The hydrodynamic face seal of the main coolant pump (MCP) of a nuclear power plant operates under hydrodynamic lubrication. At low idle speed, the seal faces may touch, transitioning the lubrication regime from hydrodynamic to mixed. A new equation for the film thickness on the coning face with a wavy-tilt-dam (WTD) is developed, applying the average Reynolds equation with the Jacobson–Floberg–Olsson (JFO) boundary and using a statistical asperity contact model. Surface roughness and coning influence the minimum film thickness, load-carrying capacity, and friction coefficient, determining the shift from mixed to hydrodynamic lubrication. Under ΔP = 0.8 MPa and 20 r/min, the no-coning WTD face seal remains noncontact at σ = 0.1 μm, while it makes contact at σ = 0.56, 0.35, and 0.28 μm. The WTD face seals with fconing = 1.0 μm at all σ are in contact. Smoother surfaces reduce the summit contact probability, promoting the seal face to lift off. Coning decreases the hydrodynamic effect, leading to lower hmin and a higher chance of rough summit contact.
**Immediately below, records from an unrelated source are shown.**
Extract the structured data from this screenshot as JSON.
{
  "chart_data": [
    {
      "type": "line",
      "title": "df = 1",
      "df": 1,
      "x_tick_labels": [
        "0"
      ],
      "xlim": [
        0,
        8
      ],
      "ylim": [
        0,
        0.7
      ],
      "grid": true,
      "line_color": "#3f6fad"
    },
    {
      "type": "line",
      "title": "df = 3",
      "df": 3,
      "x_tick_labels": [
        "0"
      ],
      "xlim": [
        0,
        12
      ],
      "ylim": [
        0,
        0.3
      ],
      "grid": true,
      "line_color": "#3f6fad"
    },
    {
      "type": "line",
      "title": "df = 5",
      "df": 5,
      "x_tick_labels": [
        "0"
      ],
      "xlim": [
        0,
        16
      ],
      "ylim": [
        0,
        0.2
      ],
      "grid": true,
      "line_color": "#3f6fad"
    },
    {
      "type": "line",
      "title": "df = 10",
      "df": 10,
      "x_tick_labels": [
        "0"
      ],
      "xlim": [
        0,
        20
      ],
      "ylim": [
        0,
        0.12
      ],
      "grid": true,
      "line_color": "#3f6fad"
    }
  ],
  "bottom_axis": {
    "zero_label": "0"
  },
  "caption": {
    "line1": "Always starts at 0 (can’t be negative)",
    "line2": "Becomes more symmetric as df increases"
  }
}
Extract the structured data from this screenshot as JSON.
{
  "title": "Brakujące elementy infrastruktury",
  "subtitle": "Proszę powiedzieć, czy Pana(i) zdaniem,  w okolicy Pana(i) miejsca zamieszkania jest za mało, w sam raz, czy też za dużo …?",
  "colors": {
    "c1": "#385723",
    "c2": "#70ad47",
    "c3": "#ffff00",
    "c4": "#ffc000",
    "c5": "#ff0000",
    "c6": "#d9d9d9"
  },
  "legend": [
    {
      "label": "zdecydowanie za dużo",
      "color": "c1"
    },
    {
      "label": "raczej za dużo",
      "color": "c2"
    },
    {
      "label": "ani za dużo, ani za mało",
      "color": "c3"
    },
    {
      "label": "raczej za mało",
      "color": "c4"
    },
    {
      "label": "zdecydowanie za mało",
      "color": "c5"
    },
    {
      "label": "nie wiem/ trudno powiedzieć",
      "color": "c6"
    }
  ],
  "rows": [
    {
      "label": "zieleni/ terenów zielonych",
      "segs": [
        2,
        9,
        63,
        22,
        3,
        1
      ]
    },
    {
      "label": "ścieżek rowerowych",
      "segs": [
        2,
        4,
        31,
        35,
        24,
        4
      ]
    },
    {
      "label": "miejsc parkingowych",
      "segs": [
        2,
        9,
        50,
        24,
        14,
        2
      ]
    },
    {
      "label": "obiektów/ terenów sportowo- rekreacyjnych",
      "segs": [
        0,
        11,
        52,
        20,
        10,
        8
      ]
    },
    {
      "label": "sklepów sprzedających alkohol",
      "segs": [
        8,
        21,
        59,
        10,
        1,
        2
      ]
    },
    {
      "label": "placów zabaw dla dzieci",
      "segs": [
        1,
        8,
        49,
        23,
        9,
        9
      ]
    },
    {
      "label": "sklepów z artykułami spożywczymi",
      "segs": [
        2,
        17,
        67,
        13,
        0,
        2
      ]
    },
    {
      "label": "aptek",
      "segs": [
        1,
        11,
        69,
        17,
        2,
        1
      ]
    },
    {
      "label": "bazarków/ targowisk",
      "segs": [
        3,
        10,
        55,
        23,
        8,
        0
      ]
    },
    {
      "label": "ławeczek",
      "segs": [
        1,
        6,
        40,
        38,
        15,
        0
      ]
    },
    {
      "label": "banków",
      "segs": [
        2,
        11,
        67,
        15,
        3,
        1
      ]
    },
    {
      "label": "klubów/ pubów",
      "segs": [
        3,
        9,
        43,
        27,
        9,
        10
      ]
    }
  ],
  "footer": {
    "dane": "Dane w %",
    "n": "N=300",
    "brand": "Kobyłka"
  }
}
A test rig is built, and the idling process is simulated 50 times, revealing a contact wear pattern at σ = 0.1 μm with fconing = 1.0 μm, while no wear pattern is observed with low coning. The 0–0.3 μm coning value and σ = 0.1 μm are appropriate for WTD face seals under mixed lubrication. This research provides a basis for the stable operation of hydrodynamic WTD face seals in MCP.